Another questionable scale is the one located in airports. If your bag is over by a certain weight, you’ll end up paying more. Inspections found that a number of inaccurate scales are located in a variety of airports, including one-third of the scales at the Long Beach Airport and over half of the U.S. Airways scales in Phoenix.

4. Office thermostats

Of all workplace conflicts that people talk about, the thermostat issue may take the cake as being the most prevalent. Most women are too cold, while most men are too hot. Some may sneak up and turn the thermostat up or down, which would wear out the building’s HVAC system in a day if the thermostat actually did anything.

office-therm

Building facilities know better than to trust employees with those type of controls. Ninety percent of office thermostats do absolutely nothing, and 51 out of 70 industry newsletter respondents said they personally had installed a fake thermostat.

5. GPS navigation

If you simply used a GPS to tell you where you are, there would be no issue. Many devices are accurate within one meter. Unfortunately, most of us use GPS systems to tell us where to go, and programs aren’t always smart enough to account for construction or cliff roads or other human elements.

GPS-nav

Technology can’t do anything for users if the map it’s given to read is wrong. Not all map companies are sending people out to drive and check every single road they’re feeding into the computer. This is especially true for rural and less-traveled areas, where there are a ton of nonexistent roads sitting in the computer just waiting to be traveled by some unfortunate soul.

6. Speedometers

We rely on our car speedometer, especially to avoid driving over the speed limit, endangering others and ourselves, and being caught by police. The bad news is that your speedometer is likely lying to you, but the good news is that it’s probably on the side of caution. If you’re going 70 mph, the average speedometer will read 71.37. 

speedometer

The worst-case scenario is that if you were driving on bald tires (2%), with your tire pressure off by 5 psi (1%), with the maximum error allowed by U.S. regulations (4%), in a Midwest winter (2%), and your alternator was malfunctioning (1%), your speedometer could be off by 10%, or 7 mph, if you were driving 70. But then again, there will be no legal trouble with your speedometer being too fast.

7. Blood pressure cuffs

Those who go to the doctor regularly know that it entails a nurse taking your blood pressure beforehand. For young people, it may not matter so much, but for many patients, that number is critical.

It’s disturbing to know that 30% to 40% of blood pressure cuffs are wrong by 4 mm Hg (pressure units) or more, and 10% are off by 10 mm Hg or more. Misreadings off by just 5 mm Hg could double the amount of patients being treated for high blood pressure, meaning some people would be taking unnecessary pills and possibly suffering side effects. 

8. Cell phones

Cell phones often lie about two things: battery life and service. The primary issue is that most cell phone batteries are never kept at “100%” charge because bringing it to that can do long-term damage to the battery. Rather, phones are made to charge up to 100% and then let the battery drain up to 10%, and it will “rest” in that state until taken off the charger.
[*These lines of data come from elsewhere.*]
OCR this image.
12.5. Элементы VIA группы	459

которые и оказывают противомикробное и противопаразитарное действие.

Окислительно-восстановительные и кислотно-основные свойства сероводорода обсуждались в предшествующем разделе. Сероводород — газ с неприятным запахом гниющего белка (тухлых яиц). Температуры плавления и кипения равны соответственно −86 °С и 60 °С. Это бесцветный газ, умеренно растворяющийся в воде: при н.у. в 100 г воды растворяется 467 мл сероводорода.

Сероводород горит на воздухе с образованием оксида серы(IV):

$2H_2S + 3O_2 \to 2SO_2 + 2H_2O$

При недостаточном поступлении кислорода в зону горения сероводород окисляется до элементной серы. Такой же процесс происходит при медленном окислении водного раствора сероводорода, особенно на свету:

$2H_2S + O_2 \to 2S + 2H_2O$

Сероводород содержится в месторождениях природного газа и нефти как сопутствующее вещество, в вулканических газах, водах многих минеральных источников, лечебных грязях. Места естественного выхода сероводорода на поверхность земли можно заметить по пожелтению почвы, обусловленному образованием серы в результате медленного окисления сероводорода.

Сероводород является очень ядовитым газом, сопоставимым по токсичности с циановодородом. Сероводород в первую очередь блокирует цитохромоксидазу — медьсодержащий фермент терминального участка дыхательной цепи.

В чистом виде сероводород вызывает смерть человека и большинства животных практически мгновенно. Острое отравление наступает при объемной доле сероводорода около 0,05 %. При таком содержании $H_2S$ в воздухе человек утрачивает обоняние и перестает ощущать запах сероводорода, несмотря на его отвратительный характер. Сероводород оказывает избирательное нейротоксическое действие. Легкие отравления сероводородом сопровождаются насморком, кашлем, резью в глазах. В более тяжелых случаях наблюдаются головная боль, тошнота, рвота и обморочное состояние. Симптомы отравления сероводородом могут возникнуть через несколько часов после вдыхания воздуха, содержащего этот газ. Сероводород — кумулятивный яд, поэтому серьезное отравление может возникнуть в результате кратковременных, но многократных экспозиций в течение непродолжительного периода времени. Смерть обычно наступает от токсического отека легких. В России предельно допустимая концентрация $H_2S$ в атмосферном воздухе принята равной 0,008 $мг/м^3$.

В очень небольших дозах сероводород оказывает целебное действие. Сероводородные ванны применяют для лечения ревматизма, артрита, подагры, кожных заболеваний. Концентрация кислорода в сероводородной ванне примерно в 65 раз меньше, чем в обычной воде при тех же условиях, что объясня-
The phone will say 100% when you take it off the charger and will quietly pretend the battery is draining over the next few minutes until it reaches 95% or whatever charge the phone is really at.

Another feature that is lying to you is the cell phone “bars” that indicate signal strength. In many cases, the bars have nothing to do with signal quality. PC World tested cell phone service in 13 cities and found that only one city (Phoenix) showed a correlation between bars and service quality. In San Francisco, only 13% of test calls indicated any relationship between bars and quality.

To see how great your signal is, look for a number called EC/10. While the bars tell you how much signal you’re getting, the EC/10 number lets you know how much is actually usable. It’s not displayed on your device because it changes so often, never giving an actual solid reading. It’s also important to note that bars tell you how well you’re receiving signal from the tower, but not how well the reverse link (who you’re communicating with) is.